4. This contention is not seen to have been considered either in exhibit P-3 or in exhibit P-4. The Inspecting Assistant Commissioner passed a laconic order stating that :

"..... Considering the facts and circumstances of the case, the interest charged under Section 215 is restricted to 75 per cent. applying the provision of Rule 40(5) and the balance due may be collected."

5. Similar statement regarding Section 139 interest is also made restricting interest under that section to 50 per cent. Even though several contentions have been raised in the revision petition, the Commissioner of Income tax only stated that the Income-tax Officer/Inspecting Assistant Commissioner has already reduced the interest by 25 per cent. Moreover, the entire interest payable by the firm has also been waived by the Income-tax Officer/Inspecting Assistant Commissioner and that any further reduction in the interest levied under Section 139 or 215 is inappropriate.

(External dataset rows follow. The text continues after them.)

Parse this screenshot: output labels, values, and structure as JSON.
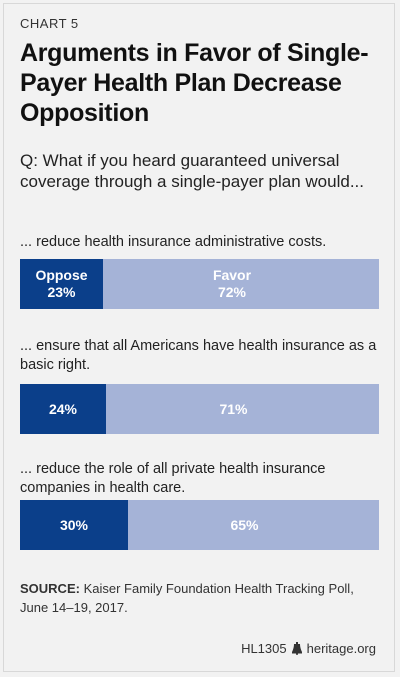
{
  "chart_label": "CHART 5",
  "title": "Arguments in Favor of Single-Payer Health Plan Decrease Opposition",
  "question": "Q: What if you heard guaranteed universal coverage through a single-payer plan would...",
  "chart_data": {
    "type": "bar",
    "orientation": "horizontal-stacked",
    "categories": [
      "... reduce health insurance administrative costs.",
      "... ensure that all Americans have health insurance as a basic right.",
      "... reduce the role of all private health insurance companies in health care."
    ],
    "series": [
      {
        "name": "Oppose",
        "values": [
          23,
          24,
          30
        ],
        "labels": [
          "23%",
          "24%",
          "30%"
        ]
      },
      {
        "name": "Favor",
        "values": [
          72,
          71,
          65
        ],
        "labels": [
          "72%",
          "71%",
          "65%"
        ]
      }
    ],
    "xlim": [
      0,
      100
    ],
    "legend": "inline-first-bar",
    "colors": {
      "oppose": "#0b3f8a",
      "favor": "#a5b3d7",
      "remainder": "#a5b3d7"
    }
  },
  "source": {
    "label": "SOURCE:",
    "text": "Kaiser Family Foundation Health Tracking Poll, June 14–19, 2017."
  },
  "footer": {
    "code": "HL1305",
    "site": "heritage.org",
    "icon": "liberty-bell-icon"
  }
}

6. If exhibit P-4 was a considered order and this court was satisfied that all the points raised in the revision petition have been adverted to, this court, naturally, would be slow to interfere with the discretion exercised by the Commissioner. It is also seen that the interest levied for the year 1982-83 under Section 139(8) and Section 217 had been cancelled. But the first respondent only stated that the request of the assessee to waive the interest in full for the year 1983-84 cannot be considered fair and reasonable, and thereafter, confirmed the order of the Inspecting Assistant Commissioner. If the order of the Inspecting Assistant Commissioner itself was a considered order, I would not have interfered with the order passed in revision by the first respondent. The contention of the petitioner that when the return is filed by the petitioner, he could not have anticipated the revised return filed by the firm, the further fact that the second respondent had completely waived the interest in the case of the firm as well as the other points raised in the revision have not been adverted to by the Commissioner. No doubt, in the counter-affidavit filed on behalf of the third respondent in paragraph 7, the circumstances under which the limited waiver of interest has been made has been detailed. But this is a matter to be considered by the first respondent in disposing of the revision petition, for, discretion has to be exercised by the Commissioner. The order should ex facie disclose the application of mind and should contain reasons in support of the order. When the order is sought to be impugned on the ground that the officer concerned has not exercised his discretion properly in the sense that the reason in support of the order has not been disclosed in the order, the defect cannot be cured by furnishing reasons by an affidavit. If that is allowed, an order which is bad in the beginning may, by the time it comes to the court when challenged, gets validated by the grounds supplied in the affidavit. In the decision in Mohinder Singh Gill v. Chief Election Commissioner, AIR 1978 SC 851, it was held that, when a statutory functionary makes an order based on certain grounds, its validity must be judged by the reasons so mentioned and cannot be supplemented by fresh reasons in the shape of an affidavit or otherwise. In any case, the affidavit of the third respondent cannot cure the defect in the order of the first respondent.

7. In the circumstances, I quash exhibit P-4 order to the extent it relates to the assessment year 1983-84 and direct the first respondent to pass appropriate orders on the revision petition filed by the petitioner for the assessment year 1983-84 after giving the petitioner an opportunity of being heard.

8. The original petition is allowed as above.